Die Märzausgabe der sehepunkte ist erschienen

Die erste Frühlingsausgabe des Online-Rezensionsjournals sehepunkte enthält acht Besprechungen, die das von der VfZ-Redaktion betreute Netzwerk von Spartenredakteurinnen und -redakteuren organisiert hat.
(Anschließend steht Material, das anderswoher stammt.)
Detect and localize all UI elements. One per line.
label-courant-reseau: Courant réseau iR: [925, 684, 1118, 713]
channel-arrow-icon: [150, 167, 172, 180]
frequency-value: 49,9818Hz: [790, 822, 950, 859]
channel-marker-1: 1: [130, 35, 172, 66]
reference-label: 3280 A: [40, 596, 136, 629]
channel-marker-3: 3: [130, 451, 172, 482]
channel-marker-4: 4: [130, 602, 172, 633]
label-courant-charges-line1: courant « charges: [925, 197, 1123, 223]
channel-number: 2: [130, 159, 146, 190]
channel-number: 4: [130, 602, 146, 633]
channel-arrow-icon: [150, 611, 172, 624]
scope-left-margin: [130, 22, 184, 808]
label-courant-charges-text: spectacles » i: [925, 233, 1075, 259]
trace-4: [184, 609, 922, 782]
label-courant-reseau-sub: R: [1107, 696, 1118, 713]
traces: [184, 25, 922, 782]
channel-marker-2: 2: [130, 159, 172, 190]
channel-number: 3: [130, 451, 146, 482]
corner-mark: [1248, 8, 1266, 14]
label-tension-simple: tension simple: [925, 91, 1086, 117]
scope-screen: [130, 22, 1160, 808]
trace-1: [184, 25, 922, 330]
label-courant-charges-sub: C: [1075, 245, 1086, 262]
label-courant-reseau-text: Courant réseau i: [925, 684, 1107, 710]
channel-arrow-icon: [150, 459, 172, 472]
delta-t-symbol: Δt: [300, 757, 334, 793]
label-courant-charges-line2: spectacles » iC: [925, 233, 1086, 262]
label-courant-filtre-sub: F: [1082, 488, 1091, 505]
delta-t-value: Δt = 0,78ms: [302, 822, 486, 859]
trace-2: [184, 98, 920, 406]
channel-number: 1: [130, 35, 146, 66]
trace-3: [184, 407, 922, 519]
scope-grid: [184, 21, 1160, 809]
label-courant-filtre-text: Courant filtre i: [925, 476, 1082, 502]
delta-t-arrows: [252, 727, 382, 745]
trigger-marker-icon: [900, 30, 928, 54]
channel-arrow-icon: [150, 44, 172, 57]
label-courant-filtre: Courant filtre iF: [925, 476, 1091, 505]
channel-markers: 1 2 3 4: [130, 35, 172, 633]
Besonders hervorzuheben sind dabei drei Besprechungen aus der Feder von Mitarbeiterinnen und Mitarbeitern des Instituts für Zeitgeschichte: Florine Miez widmet sich unter dem Titel „Gewalt als Bild“ Tobias Ebbrecht-Hartmanns Werk zu persistenten visuellen Erinnerungen an die Shoa, Manuela Rienks bespricht einen von Christiane Hoth de Olano und Markus Raasch herausgegebenen Sammelband zum katholischen Milieu in Eichstätt während der NS-Zeit, und Sven Keller rezensiert das Buch „Die Toten von Meschede“ von Marcus Weidner über ein lange verdrängtes Kriegsverbrechen in den letzten Wochen des Zweiten Weltkriegs. Darüber hinaus hat sich Andrew Demshuk mit Rainer Karlschs Studie „Das Chemiedreieck bleibt! Die Privatisierung der ostdeutschen Chemie- und Mineralölindustrie in den 1990er-Jahren“ auseinandergesetzt, die in einer Reihe des Instituts für Zeitgeschichte erschienen ist.